Joanne had Kevin Doyle and Stephen Kelly for company on the side of the Aviva pitch, Didi Hamann, Shay Given and Richie Sadlier possibly calling in sick as parrots after Saturday. And Des Curran and Ray Houghton replaced Darragh Maloney and Ronnie Whelan in the commentary box, Ronnie, whatever about Darragh, now in a home for the bewildered due to the lack of crunching tackles against the Englanders.

There were changes too in the Irish line-up, three in all, Andrew Omobamidele, Jason Knight and Alan Browne coming in for Séamus Coleman, Matt Doherty and Adam Idah. It was hard to figure out what formation the team would play, but it looked suspiciously like a 4-6-0. Kevin begged to differ. “It could be a 4-4-1-1, but it could easily be a 3-5-2,” he said. Stephen just shrugged. He had, a bit like ourselves, no clue.

Ireland's Manager Heimir Hallgrímsson.
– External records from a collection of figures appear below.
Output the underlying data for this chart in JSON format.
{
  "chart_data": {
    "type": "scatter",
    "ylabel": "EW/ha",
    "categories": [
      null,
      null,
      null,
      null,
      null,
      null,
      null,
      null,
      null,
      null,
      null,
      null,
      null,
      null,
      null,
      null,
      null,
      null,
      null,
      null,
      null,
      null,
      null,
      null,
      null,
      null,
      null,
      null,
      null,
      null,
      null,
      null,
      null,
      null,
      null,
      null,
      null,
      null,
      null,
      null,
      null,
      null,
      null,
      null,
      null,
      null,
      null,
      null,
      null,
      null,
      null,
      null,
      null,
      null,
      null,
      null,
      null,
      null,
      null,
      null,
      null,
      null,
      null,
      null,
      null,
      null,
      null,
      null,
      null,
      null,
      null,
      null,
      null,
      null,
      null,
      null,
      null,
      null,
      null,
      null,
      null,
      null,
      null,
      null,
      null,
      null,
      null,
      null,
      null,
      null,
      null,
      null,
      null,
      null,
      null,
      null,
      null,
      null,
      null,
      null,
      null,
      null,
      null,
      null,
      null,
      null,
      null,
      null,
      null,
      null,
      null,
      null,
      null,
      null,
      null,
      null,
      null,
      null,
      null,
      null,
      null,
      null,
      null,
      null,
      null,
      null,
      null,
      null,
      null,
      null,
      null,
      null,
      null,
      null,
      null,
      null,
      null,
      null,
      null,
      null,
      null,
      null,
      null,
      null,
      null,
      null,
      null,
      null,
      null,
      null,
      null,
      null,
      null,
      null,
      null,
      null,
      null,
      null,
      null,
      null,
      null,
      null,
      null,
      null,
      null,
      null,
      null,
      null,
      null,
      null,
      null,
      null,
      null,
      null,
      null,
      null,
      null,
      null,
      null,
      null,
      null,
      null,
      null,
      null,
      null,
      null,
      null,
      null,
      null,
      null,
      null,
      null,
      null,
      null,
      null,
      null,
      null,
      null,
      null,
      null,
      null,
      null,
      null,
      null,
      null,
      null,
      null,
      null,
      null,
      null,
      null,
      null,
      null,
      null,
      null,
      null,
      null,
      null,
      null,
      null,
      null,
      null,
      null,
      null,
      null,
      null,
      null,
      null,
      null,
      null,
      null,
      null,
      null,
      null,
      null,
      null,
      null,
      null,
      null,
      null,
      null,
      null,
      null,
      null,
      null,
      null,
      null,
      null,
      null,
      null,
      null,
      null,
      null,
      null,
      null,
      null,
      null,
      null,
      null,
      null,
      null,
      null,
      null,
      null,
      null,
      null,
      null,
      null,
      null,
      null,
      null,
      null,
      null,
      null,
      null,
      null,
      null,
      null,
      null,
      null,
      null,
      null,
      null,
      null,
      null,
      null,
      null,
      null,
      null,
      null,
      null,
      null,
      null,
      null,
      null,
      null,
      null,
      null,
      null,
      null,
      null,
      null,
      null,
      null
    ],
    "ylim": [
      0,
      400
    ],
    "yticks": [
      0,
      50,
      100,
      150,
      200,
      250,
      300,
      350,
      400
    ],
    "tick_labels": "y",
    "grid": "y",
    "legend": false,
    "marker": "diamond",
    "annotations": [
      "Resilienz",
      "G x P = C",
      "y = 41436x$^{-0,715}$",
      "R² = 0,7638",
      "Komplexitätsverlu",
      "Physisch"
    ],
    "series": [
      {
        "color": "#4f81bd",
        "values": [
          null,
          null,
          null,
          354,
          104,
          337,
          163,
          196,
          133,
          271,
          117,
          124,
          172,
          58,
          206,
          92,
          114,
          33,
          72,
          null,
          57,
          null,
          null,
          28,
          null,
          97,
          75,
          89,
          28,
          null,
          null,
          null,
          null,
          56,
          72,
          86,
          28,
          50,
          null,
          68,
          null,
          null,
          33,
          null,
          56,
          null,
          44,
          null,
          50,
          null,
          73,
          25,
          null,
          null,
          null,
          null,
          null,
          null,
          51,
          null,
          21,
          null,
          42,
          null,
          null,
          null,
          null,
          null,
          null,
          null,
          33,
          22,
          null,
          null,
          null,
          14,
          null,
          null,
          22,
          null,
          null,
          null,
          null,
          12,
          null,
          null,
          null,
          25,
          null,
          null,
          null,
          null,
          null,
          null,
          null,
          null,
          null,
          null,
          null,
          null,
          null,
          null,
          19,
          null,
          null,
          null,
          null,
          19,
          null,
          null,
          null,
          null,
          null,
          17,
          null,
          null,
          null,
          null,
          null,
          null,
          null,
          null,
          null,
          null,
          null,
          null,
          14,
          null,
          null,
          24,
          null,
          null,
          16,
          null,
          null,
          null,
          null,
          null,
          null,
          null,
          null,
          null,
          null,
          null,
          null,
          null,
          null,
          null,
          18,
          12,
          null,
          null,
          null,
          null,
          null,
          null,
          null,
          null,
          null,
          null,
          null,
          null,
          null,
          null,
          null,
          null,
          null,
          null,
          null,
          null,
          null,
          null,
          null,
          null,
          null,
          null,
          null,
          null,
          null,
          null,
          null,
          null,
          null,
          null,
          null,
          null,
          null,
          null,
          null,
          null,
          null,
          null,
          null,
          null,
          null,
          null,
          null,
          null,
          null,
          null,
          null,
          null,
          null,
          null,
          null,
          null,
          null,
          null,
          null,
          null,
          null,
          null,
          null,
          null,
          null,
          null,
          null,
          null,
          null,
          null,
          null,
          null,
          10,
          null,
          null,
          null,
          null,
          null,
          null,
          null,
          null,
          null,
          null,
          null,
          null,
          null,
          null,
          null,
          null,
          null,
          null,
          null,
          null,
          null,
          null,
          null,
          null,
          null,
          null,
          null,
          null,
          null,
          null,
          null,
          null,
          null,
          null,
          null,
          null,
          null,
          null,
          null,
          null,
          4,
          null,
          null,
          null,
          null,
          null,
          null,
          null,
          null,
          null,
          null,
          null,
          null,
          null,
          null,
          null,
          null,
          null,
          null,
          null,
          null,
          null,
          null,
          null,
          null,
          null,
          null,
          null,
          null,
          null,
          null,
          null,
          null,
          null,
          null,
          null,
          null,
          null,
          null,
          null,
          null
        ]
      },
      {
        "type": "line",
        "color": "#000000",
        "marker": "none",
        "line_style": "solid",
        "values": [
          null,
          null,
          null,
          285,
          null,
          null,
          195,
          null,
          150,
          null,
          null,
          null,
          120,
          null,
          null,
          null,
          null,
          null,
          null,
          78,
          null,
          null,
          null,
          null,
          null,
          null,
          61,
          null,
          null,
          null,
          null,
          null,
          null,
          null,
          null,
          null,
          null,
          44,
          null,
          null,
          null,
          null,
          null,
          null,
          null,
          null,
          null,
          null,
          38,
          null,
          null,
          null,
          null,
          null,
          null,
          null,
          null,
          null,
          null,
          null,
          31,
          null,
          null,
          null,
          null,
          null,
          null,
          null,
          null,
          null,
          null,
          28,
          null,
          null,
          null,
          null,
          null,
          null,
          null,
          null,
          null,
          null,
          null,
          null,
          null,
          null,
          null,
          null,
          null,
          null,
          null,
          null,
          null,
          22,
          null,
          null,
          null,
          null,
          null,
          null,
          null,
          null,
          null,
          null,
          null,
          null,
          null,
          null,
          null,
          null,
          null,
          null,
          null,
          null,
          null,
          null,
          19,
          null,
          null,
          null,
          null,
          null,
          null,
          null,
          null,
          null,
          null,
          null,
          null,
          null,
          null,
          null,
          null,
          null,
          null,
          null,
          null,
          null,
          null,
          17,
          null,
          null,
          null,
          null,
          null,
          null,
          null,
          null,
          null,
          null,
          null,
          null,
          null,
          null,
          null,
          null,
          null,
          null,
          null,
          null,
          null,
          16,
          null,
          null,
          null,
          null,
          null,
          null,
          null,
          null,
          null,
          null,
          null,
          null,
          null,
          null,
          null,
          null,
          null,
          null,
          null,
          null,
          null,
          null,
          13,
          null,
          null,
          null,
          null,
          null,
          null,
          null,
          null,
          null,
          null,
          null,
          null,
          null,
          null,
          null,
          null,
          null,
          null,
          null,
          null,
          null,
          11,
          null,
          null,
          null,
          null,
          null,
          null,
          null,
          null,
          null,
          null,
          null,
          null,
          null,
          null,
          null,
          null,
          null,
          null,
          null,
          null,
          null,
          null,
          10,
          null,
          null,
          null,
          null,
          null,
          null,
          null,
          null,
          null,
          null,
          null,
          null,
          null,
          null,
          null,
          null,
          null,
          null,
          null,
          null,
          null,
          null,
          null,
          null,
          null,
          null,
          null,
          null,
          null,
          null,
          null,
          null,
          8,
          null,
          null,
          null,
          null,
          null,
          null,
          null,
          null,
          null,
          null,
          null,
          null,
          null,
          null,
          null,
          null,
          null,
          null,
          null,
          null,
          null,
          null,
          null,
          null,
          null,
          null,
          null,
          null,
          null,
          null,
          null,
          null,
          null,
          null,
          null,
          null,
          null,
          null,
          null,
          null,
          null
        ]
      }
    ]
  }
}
Photograph: Ryan Byrne/Inpho

“The mood is good,” Heimir said of his camp when he chatted with Tony O’Donoghue ahead of the game, without explaining why. “It will probably be a different kind of game,” he hoped, half-promising that we’d see more of the ball than we did on Saturday, trusting that the Greeks would come bearing gifts in the form of sitting back and allowing our boys to tippety-tappety about the place unperturbed.

Anthems. Divil a boo for the Greek tune, possibly because the bulk of the crowd had a whale of a time in Mykonos during the summer. Andy Warhol took his place on the Greek bench, Hallgrímsson and O’Shea scrapping over the gaffer’s seat on Ireland’s, and off we went.

To be honest, just two moments stood out in that half. First, the Greek “Kilmacow, Kilkenny” flag, which was both bewildering and stupendous, and second, Chiedozie Ogbene’s worldie of a goal that was ruled out because one of his toenails was offside.

Goalless at the break, then. Joanne attempted to inject some cheer into her panel. “We had 87 more passes in that half than we had in the whole of the game against England,” she said. “That wouldn’t be hard because we barely had the ball against England,” said Stephen, stubbornly refusing to be uplifted. Kevin, in fairness, was a bit more cheery. “Not brilliant, but it’s 0-0, we look solid, we look reasonably confident and the crowd are starting to sing songs.”

Five minutes in to the second half and Fotis Ioannidis put an end to the singing by inserting the ball in the Irish net, the peg he used giving him a fair chance of earning the lead role in any potential Jim Sheridan remake of My Left Foot.

Four-ish minutes to go, 2-0. If we had a Euro for every “Greek Tragedy” headline over reports on this encounter, we’d be close enough to Apple’s tax bill.